Asked about the proposed visit, US State Department spokesman Ned Price told reporters on May 20: “We are deeply concerned about the upcoming visit. Our understanding of the planned restrictions that she will be subjected to during the visit—based on that, we have no expectation that the People’s Republic of China (PRC) will grant the necessary access required to conduct a complete, unmanipulated assessment of the human rights environment in Xinjiang”.
“The high commissioner, we believe, must act, and be allowed to act, independently; and the high commissioner must report objectively and factually on the human rights situation,” he added.
A credible visit to the region would feature unhindered, transparent, and unsupervised access to affected communities of the high commissioner’s choosing, as well as timely, candid, and complete reporting of the visit’s full findings, he added.
“We have repeatedly made our concerns known to the PRC and to the high commissioner, and for months we and others in the international community have called upon the high commissioner to release a report drafted by her staff detailing the situation in Xinjiang”.
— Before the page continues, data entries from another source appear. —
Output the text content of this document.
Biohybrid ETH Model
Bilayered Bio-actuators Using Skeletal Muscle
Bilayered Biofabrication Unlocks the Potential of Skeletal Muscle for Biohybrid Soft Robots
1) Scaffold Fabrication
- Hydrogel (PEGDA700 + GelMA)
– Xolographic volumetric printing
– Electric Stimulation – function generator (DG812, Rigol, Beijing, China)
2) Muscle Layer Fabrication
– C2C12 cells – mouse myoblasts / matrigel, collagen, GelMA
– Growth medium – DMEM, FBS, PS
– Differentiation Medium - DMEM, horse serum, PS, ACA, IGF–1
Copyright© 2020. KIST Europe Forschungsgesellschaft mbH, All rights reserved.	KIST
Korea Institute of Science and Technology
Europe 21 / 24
Despite frequent assurances by her office that the report would be released in short order, he pointed out, “it remains unavailable to us, and we call on the high commissioner to release the report without delay and not to wait for the visit to do so”.
Sophie Richardson, China director at Human Rights Watch (HRW) said “the Chinese government is committing human rights violations on a scope and scale unimaginable since the last time a high commissioner visited in 2005, partly because there is no fear of accountability”.
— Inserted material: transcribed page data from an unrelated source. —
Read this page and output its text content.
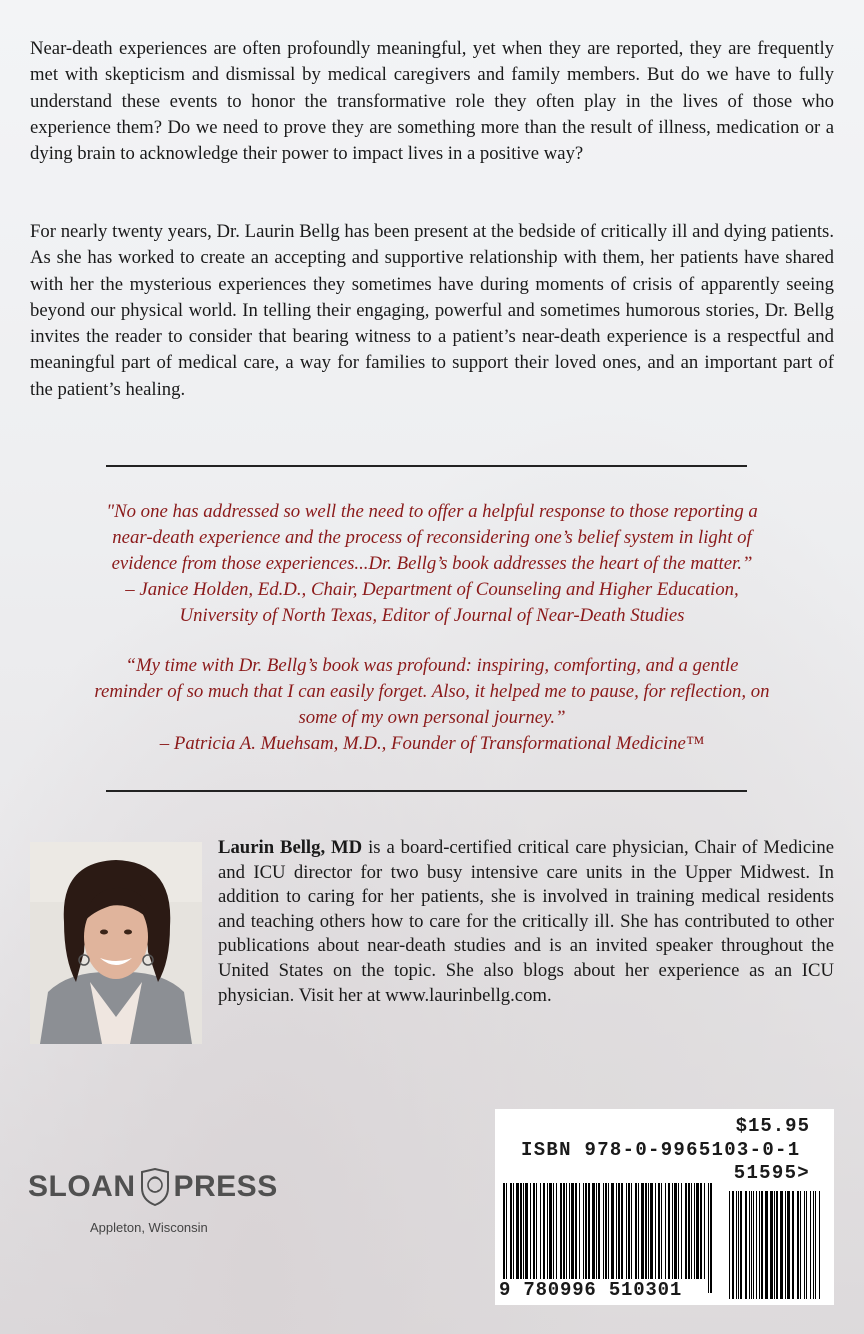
Near-death experiences are often profoundly meaningful, yet when they are reported, they are frequently met with skepticism and dismissal by medical caregivers and family members. But do we have to fully understand these events to honor the transformative role they often play in the lives of those who experience them? Do we need to prove they are something more than the result of illness, medication or a dying brain to acknowledge their power to impact lives in a positive way?

For nearly twenty years, Dr. Laurin Bellg has been present at the bedside of critically ill and dying patients. As she has worked to create an accepting and supportive relationship with them, her patients have shared with her the mysterious experiences they sometimes have during moments of crisis of apparently seeing beyond our physical world. In telling their engaging, powerful and sometimes humorous stories, Dr. Bellg invites the reader to consider that bearing witness to a patient’s near-death experience is a respectful and meaningful part of medical care, a way for families to support their loved ones, and an important part of the patient’s healing.

"No one has addressed so well the need to offer a helpful response to those reporting a
near-death experience and the process of reconsidering one’s belief system in light of
evidence from those experiences...Dr. Bellg’s book addresses the heart of the matter.”
– Janice Holden, Ed.D., Chair, Department of Counseling and Higher Education,
University of North Texas, Editor of Journal of Near-Death Studies
“My time with Dr. Bellg’s book was profound: inspiring, comforting, and a gentle
reminder of so much that I can easily forget. Also, it helped me to pause, for reflection, on
some of my own personal journey.”
– Patricia A. Muehsam, M.D., Founder of Transformational Medicine™

Laurin Bellg, MD is a board-certified critical care physician, Chair of Medicine and ICU director for two busy intensive care units in the Upper Midwest. In addition to caring for her patients, she is involved in training medical residents and teaching others how to care for the critically ill. She has contributed to other publications about near-death studies and is an invited speaker throughout the United States on the topic. She also blogs about her experience as an ICU physician. Visit her at www.laurinbellg.com.

SLOAN PRESS
Appleton, Wisconsin
$15.95
ISBN 978-0-9965103-0-1
51595>
9 780996 510301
“The high commissioner needs to work to end, not enable, that perception,” she declared.
Since President Xi Jinping assumed power in 2013, HRW charged, Chinese delegations at the United Nations have tried to rewrite norms and manipulate existing procedures to minimize scrutiny of the Chinese government’s conduct and to weaken accountability mechanisms.
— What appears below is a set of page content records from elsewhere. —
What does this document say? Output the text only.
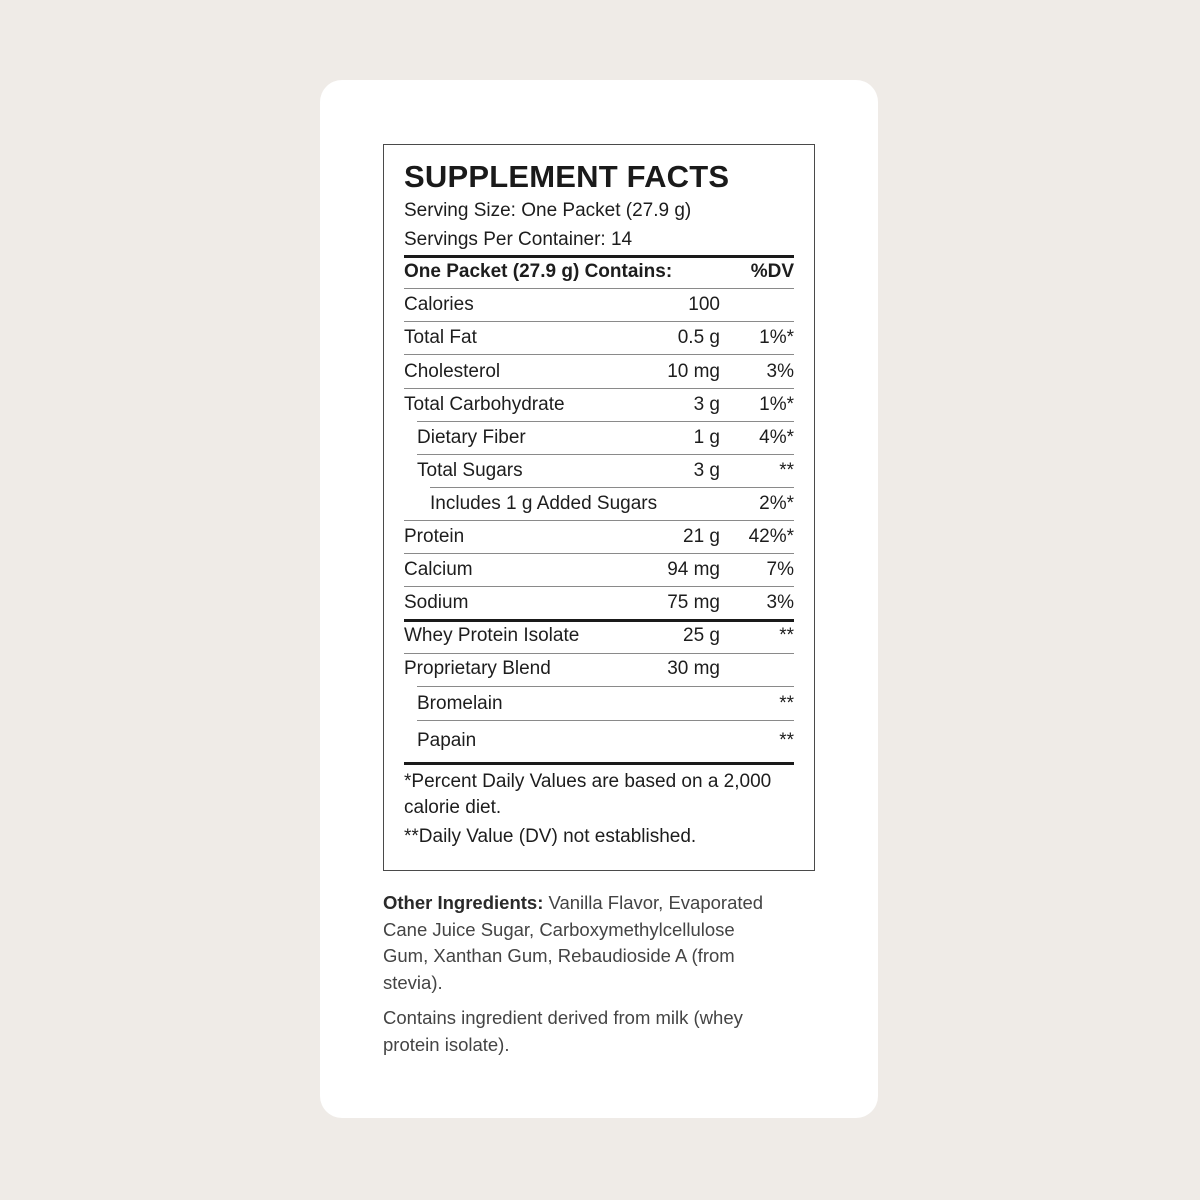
SUPPLEMENT FACTS
Serving Size: One Packet (27.9 g)
Servings Per Container: 14
One Packet (27.9 g) Contains:	%DV
Calories	100
Total Fat	0.5 g 1%*
Cholesterol	10 mg 3%
Total Carbohydrate	3 g 1%*
Dietary Fiber	1 g 4%*
Total Sugars	3 g	**
Includes 1 g Added Sugars	2%*
Protein	21 g 42%*
Calcium	94 mg 7%
Sodium	75 mg 3%
Whey Protein Isolate	25 g	**
Proprietary Blend	30 mg
Bromelain	**
Papain	**
*Percent Daily Values are based on a 2,000 calorie diet.
**Daily Value (DV) not established.
Other Ingredients: Vanilla Flavor, Evaporated Cane Juice Sugar, Carboxymethylcellulose Gum, Xanthan Gum, Rebaudioside A (from stevia).
Contains ingredient derived from milk (whey protein isolate).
The government has sought to remove human rights mandates from UN peacekeeping operations and blocked action to advance accountability for rights violations, including in crises such as Syria, Yemen, Myanmar, Ethiopia, and Ukraine.
“China systematically misuses its participation in UN committees to deny accreditation to organizations critical of the Chinese government’s rights abuses,” HRW said.
In 2017, Human Rights Watch assessed Chinese government efforts to thwart UN scrutiny of human rights globally, documenting threats to virtually all aspects of those institutions.
While about two dozen UN agencies have a presence in China, the Office of the High Commissioner for Human Rights is not among them.
In a statement released May 20, the Office of the UN High Commissioner for Human Rights said Bachelet will begin a six-day official mission to China, at the invitation of the Government. This is the first country visit by a UN High Commissioner for Human Rights to China since 2005.
During her visit, the High Commissioner is due to meet with a number of high-level officials at the national and local levels. The High Commissioner will also meet with civil society organisations, business representatives, and academics, and deliver a lecture to students at Guangzhou University. Bachelet will visit Guangzhou, Kashgar and Urumqi.
At the end of her mission, Bachelet is expected to issue a statement and is scheduled to hold a press conference on 28 May 2022. Details, including timing and format, will follow in a media advisory to be issued locally.
An advance team of five has been in the country since April 25 to prepare for the High Commissioner’s visit. The team initially spent time in Guangzhou, where they conducted virtual meetings while in quarantine in line with COVID-19 travel requirements. Following quarantine, the team undertook meetings and visits in Guangzhou before travelling to the Xinjiang Uyghur Autonomous Region, according to the statement.
Elaborating further, State Department spokesman Price said the high commissioner’s continued silence in the face of indisputable evidence of atrocities in Xinjiang and other human rights violations and abuses throughout the PRC, it is deeply concerning, particularly as she is and should be the leading UN voice on human rights.
The United States remains gravely concerned by the genocide and crimes against humanity that PRC authorities are perpetrating against Uyghurs, who are predominantly Muslim, and members of other ethnic and religious minority groups in Xinjiang, he added.
“And we call on the PRC to immediately cease committing these atrocities, release those unjustly detained, and allow independent investigators full and unhindered access to the region. We’ll continue to work closely with our like-minded partners and the international community to urge an end to these atrocities and provide justice to the many victims.”